Advogados da Bahia repudiam grampos telefônicos

O Instituto dos Advogados da Bahia divulgou nota sobre a ilegalidade dos grampos telefônicos. De acordo com o IAB, "é intolerável, repugnante e violadora da privacidade dos cidadãos a escuta telefônica, realizada de forma criminosa".

Segundo o Instituto, os "delitos cometidos contra a cidadania" devem ser "rigorosamente investigados, até às últimas conseqüências, e punidos todos os responsáveis".

Leia a nota:

NOTA PÚBLICA

O Instituto dos Advogados da Bahia, entidade centenária, atenta aos legítimos interesses da comunidade e ao pleno respeito à ordem jurídica, manifesta-se sobre o episódio, envolvendo quebra ilícita de sigilos telefônicos, neste Estado, proclamando:

1. É intolerável, repugnante e violadora da privacidade dos cidadãos a escuta telefônica, realizada de forma criminosa.

2. Maior a razão da repugnância está no fato de que servidores públicos da Secretaria de Segurança Pública do Estado da Bahia, utilizando-se de fraude e de artifícios vários, violentaram a norma constitucional (artigo 5º, XII, da CF) e a Lei 9.296/96, cometendo, de forma evidenciada, delitos que precisam ser devidamente apurados.
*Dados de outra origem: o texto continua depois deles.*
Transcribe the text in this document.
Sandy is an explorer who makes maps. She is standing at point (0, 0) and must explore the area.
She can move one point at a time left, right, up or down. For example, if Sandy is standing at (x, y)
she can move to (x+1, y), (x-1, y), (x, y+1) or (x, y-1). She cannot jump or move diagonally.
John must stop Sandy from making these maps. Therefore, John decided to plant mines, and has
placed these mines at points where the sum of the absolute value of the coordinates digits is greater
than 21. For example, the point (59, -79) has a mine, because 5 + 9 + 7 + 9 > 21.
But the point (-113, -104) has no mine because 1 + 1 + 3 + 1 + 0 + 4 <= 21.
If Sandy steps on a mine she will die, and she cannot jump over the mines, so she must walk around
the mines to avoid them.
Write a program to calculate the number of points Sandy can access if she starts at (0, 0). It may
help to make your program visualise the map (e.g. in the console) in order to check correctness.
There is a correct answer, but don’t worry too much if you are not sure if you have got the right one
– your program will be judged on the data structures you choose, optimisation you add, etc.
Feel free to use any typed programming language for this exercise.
3. A investigação dos fatos criminosos deve ser dirigida, também, para que sejam apontados todos os autores e co-partícipes, incluindo aquele ou aqueles que foram os maiores beneficiários dos delitos cometidos de forma impudente.

4. Nenhuma autoridade, em um Estado Democrático de Direito, pode colocar-se acima da lei, reinando absoluta na impunidade que causa revolta a todos os cidadãos de bem, que querem o país livre de figuras notórias pelo amoralismo político, que ainda vicejam entre nós.

5. As entidades representativas, nos diversos segmentos da nossa sociedade, devem estar em comunhão de propósitos, para que os delitos cometidos contra a cidadania sejam rigorosamente investigados, até às últimas conseqüências, e punidos todos os responsáveis.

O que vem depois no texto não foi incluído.